UPSC Syllabus: GS Paper II – Polity and Governance
Word Limit: 150 words
Marks: 10 marks
Reference: The Indian Express, “Welfare populism is not just a budgetary concern — it is a question of national economic stability”, December 23, 2025

Analytical Focus for Answer (AFfA):

  • Fragmentation of welfare delivery under competitive state politics.
  • Need for national principles on fiscal discipline, transparency, and continuity.
  • Lessons from concurrent-list subjects like education governance.
  • Risks of centralisation versus benefits of a national baseline.
  • Balancing citizen entitlements with cooperative federalism.

Model Answer

Introduction

The growing fiscal stress associated with fragmented welfare expansion has revived calls for a National Welfare Policy in India. While welfare remains a constitutionally shared responsibility, the absence of common fiscal and governance principles has allowed competitive populism to undermine continuity, transparency, and sustainability.

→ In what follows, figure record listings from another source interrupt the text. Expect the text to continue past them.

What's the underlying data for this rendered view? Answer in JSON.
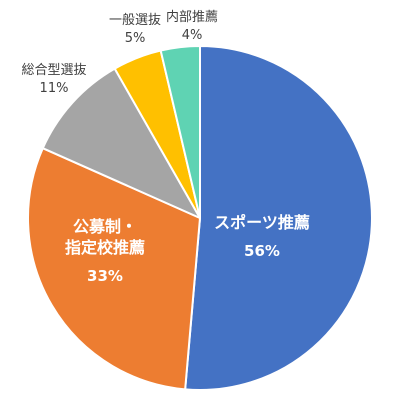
{
  "chart_data": {
    "type": "pie",
    "title": "",
    "start_angle_deg": 0,
    "direction": "clockwise",
    "slices": [
      {
        "label_lines": [
          "スポーツ推薦"
        ],
        "value": 56,
        "value_label": "56%",
        "color": "#4472C4",
        "label_position": "inside"
      },
      {
        "label_lines": [
          "公募制・",
          "指定校推薦"
        ],
        "value": 33,
        "value_label": "33%",
        "color": "#ED7D31",
        "label_position": "inside"
      },
      {
        "label_lines": [
          "総合型選抜"
        ],
        "value": 11,
        "value_label": "11%",
        "color": "#A5A5A5",
        "label_position": "outside"
      },
      {
        "label_lines": [
          "一般選抜"
        ],
        "value": 5,
        "value_label": "5%",
        "color": "#FFC000",
        "label_position": "outside"
      },
      {
        "label_lines": [
          "内部推薦"
        ],
        "value": 4,
        "value_label": "4%",
        "color": "#5FD3B3",
        "label_position": "outside"
      }
    ],
    "legend": "none"
  }
}
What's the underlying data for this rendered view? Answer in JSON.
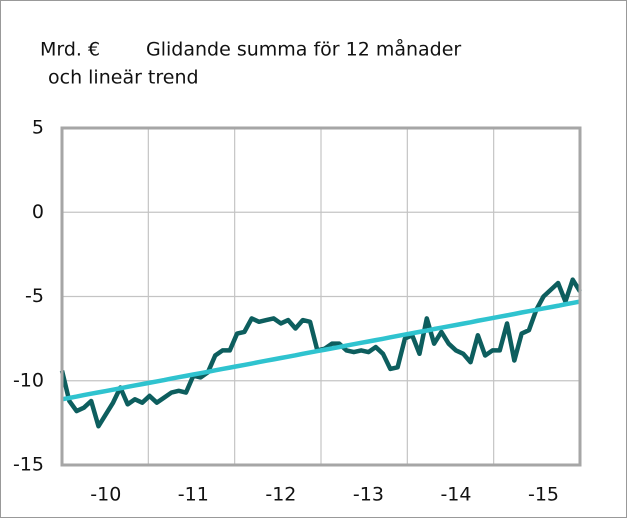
{
  "chart_data": {
    "type": "line",
    "unit": "Mrd. €",
    "title": [
      "Glidande summa för 12 månader",
      "och lineär trend"
    ],
    "categories": [
      null,
      null,
      null,
      null,
      null,
      null,
      "-10",
      null,
      null,
      null,
      null,
      null,
      null,
      null,
      null,
      null,
      null,
      null,
      "-11",
      null,
      null,
      null,
      null,
      null,
      null,
      null,
      null,
      null,
      null,
      null,
      "-12",
      null,
      null,
      null,
      null,
      null,
      null,
      null,
      null,
      null,
      null,
      null,
      "-13",
      null,
      null,
      null,
      null,
      null,
      null,
      null,
      null,
      null,
      null,
      null,
      "-14",
      null,
      null,
      null,
      null,
      null,
      null,
      null,
      null,
      null,
      null,
      null,
      "-15",
      null,
      null,
      null,
      null,
      null
    ],
    "series": [
      {
        "color": "#0d5e5e",
        "values": [
          -9.4,
          -11.2,
          -11.8,
          -11.6,
          -11.2,
          -12.7,
          -12.0,
          -11.3,
          -10.4,
          -11.4,
          -11.1,
          -11.3,
          -10.9,
          -11.3,
          -11.0,
          -10.7,
          -10.6,
          -10.7,
          -9.7,
          -9.8,
          -9.5,
          -8.5,
          -8.2,
          -8.2,
          -7.2,
          -7.1,
          -6.3,
          -6.5,
          -6.4,
          -6.3,
          -6.6,
          -6.4,
          -6.9,
          -6.4,
          -6.5,
          -8.2,
          -8.1,
          -7.8,
          -7.8,
          -8.2,
          -8.3,
          -8.2,
          -8.3,
          -8.0,
          -8.4,
          -9.3,
          -9.2,
          -7.5,
          -7.3,
          -8.4,
          -6.3,
          -7.8,
          -7.1,
          -7.8,
          -8.2,
          -8.4,
          -8.9,
          -7.3,
          -8.5,
          -8.2,
          -8.2,
          -6.6,
          -8.8,
          -7.2,
          -7.0,
          -5.8,
          -5.0,
          -4.6,
          -4.2,
          -5.3,
          -4.0,
          -4.7
        ]
      },
      {
        "color": "#2fc3cf",
        "values": [
          -11.1,
          -11.02,
          -10.94,
          -10.85,
          -10.77,
          -10.69,
          -10.61,
          -10.53,
          -10.45,
          -10.36,
          -10.28,
          -10.2,
          -10.12,
          -10.04,
          -9.96,
          -9.87,
          -9.79,
          -9.71,
          -9.63,
          -9.55,
          -9.47,
          -9.38,
          -9.3,
          -9.22,
          -9.14,
          -9.06,
          -8.98,
          -8.89,
          -8.81,
          -8.73,
          -8.65,
          -8.57,
          -8.49,
          -8.4,
          -8.32,
          -8.24,
          -8.16,
          -8.08,
          -8.0,
          -7.91,
          -7.83,
          -7.75,
          -7.67,
          -7.59,
          -7.51,
          -7.42,
          -7.34,
          -7.26,
          -7.18,
          -7.1,
          -7.02,
          -6.93,
          -6.85,
          -6.77,
          -6.69,
          -6.61,
          -6.53,
          -6.44,
          -6.36,
          -6.28,
          -6.2,
          -6.12,
          -6.04,
          -5.95,
          -5.87,
          -5.79,
          -5.71,
          -5.63,
          -5.55,
          -5.46,
          -5.38,
          -5.3
        ]
      }
    ],
    "ylim": [
      -15,
      5
    ],
    "yticks": [
      5,
      0,
      -5,
      -10,
      -15
    ],
    "grid": true
  }
}
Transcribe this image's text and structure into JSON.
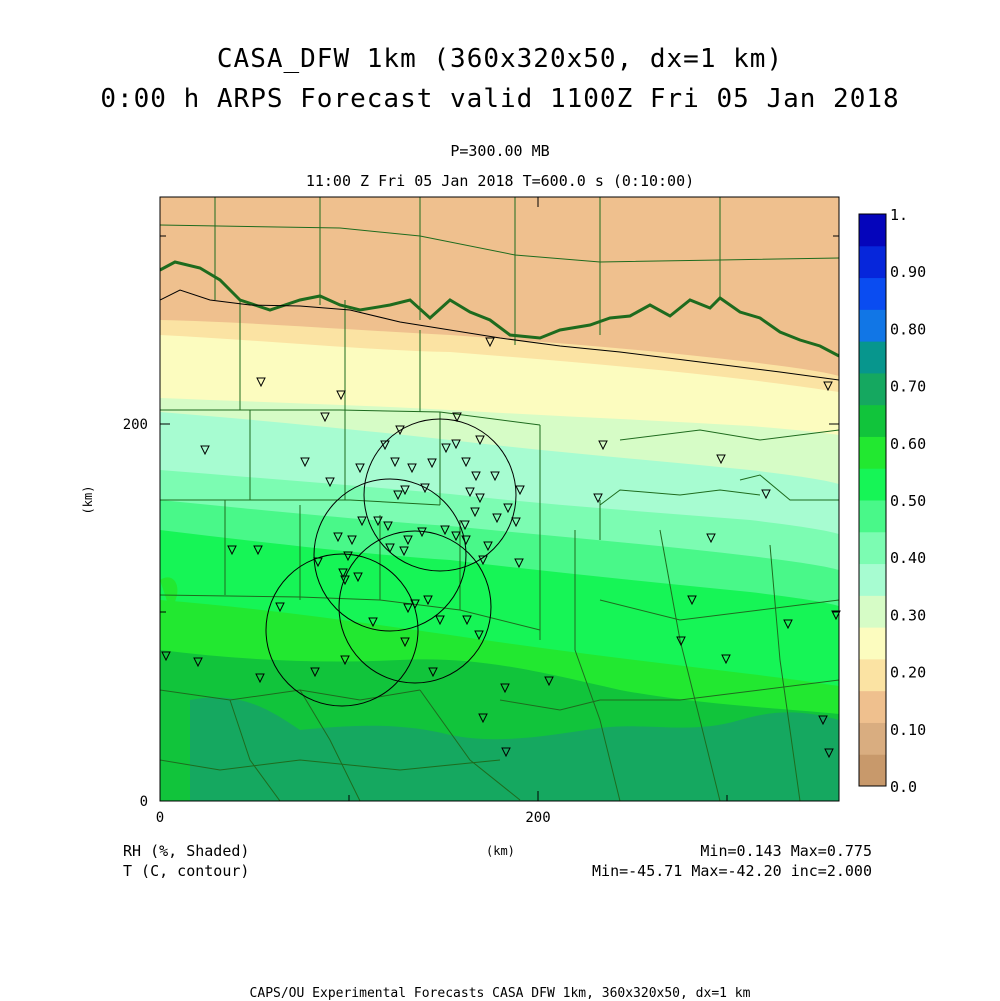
{
  "header": {
    "title_line1": "CASA_DFW 1km (360x320x50, dx=1 km)",
    "title_line2": "0:00 h ARPS Forecast valid 1100Z Fri 05 Jan 2018",
    "level": "P=300.00 MB",
    "time": "11:00 Z Fri 05 Jan 2018   T=600.0 s (0:10:00)"
  },
  "axes": {
    "x_ticks": [
      "0",
      "200"
    ],
    "y_ticks": [
      "0",
      "200"
    ],
    "x_unit": "(km)",
    "y_unit": "(km)"
  },
  "colorbar": {
    "labels": [
      "0.0",
      "0.10",
      "0.20",
      "0.30",
      "0.40",
      "0.50",
      "0.60",
      "0.70",
      "0.80",
      "0.90",
      "1."
    ],
    "colors": [
      "#c8996b",
      "#d9ad80",
      "#efc08e",
      "#fbe3a3",
      "#fcfcbf",
      "#d6fcc6",
      "#a7fcd1",
      "#7cfcb2",
      "#49f889",
      "#16f556",
      "#22e830",
      "#11c43b",
      "#15a860",
      "#07968d",
      "#1176e6",
      "#0a4cf1",
      "#0626db",
      "#0505bb"
    ]
  },
  "legend": {
    "shaded": "RH (%, Shaded)",
    "contour": "T (C, contour)",
    "shaded_minmax": "Min=0.143 Max=0.775",
    "contour_minmax": "Min=-45.71 Max=-42.20 inc=2.000"
  },
  "footer": "CAPS/OU Experimental Forecasts  CASA DFW 1km, 360x320x50, dx=1 km"
}
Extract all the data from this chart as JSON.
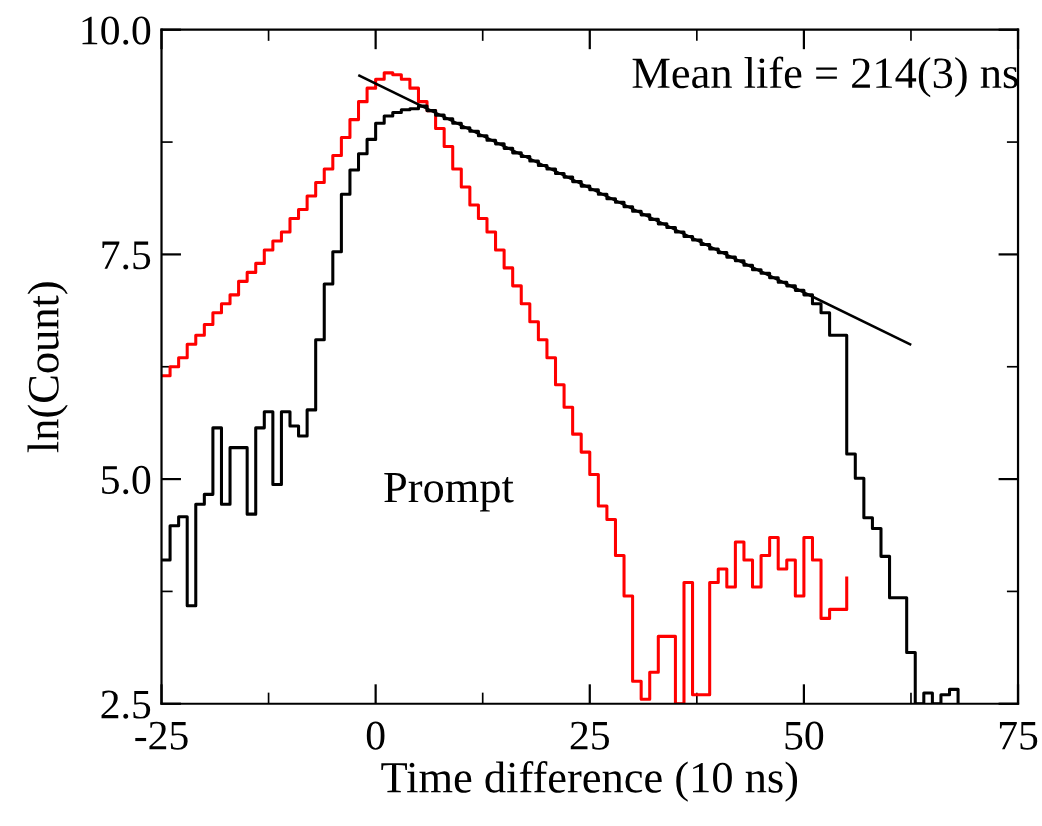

This raises a critical federal question: how to introduce national coherence in welfare policy without eroding State autonomy.

Body

  • Policy inconsistency: States pursue divergent welfare priorities without shared fiscal benchmarks, leading to uneven outcomes.
  • Fiscal opacity: Arrears, deferred payments, and long-term liabilities often remain outside public scrutiny.
  • Continuity risks: Welfare entitlements fluctuate with electoral cycles rather than evidence-based evaluation.
  • Shared fiscal discipline: A national framework can set principles for debt transparency, fiscal sustainability, and disclosure norms.
  • Continuity of entitlements: National guidance can protect existing schemes from abrupt disruption.
  • Citizen-centric governance: Uniform reporting standards enhance democratic accountability to beneficiaries.
  • Concurrent list lessons: Education governance shows how national baselines can coexist with State implementation autonomy.
  • Framework-based coordination: Instruments like the RTE Act and NEP 2020 set standards while permitting local innovation.
  • Avoiding centralisation: A welfare policy must guide rather than dictate State choices.
  • Cooperative federalism: Shared norms can improve fiscal credibility without undermining State diversity.

Conclusion

A National Welfare Policy, if designed as a principles-based framework rather than a centralised mandate, can reconcile fiscal prudence with federal autonomy. By ensuring transparency, continuity, and disciplined expansion of welfare entitlements, it can stabilise citizen welfare and public finances while preserving the constitutional spirit of cooperative federalism.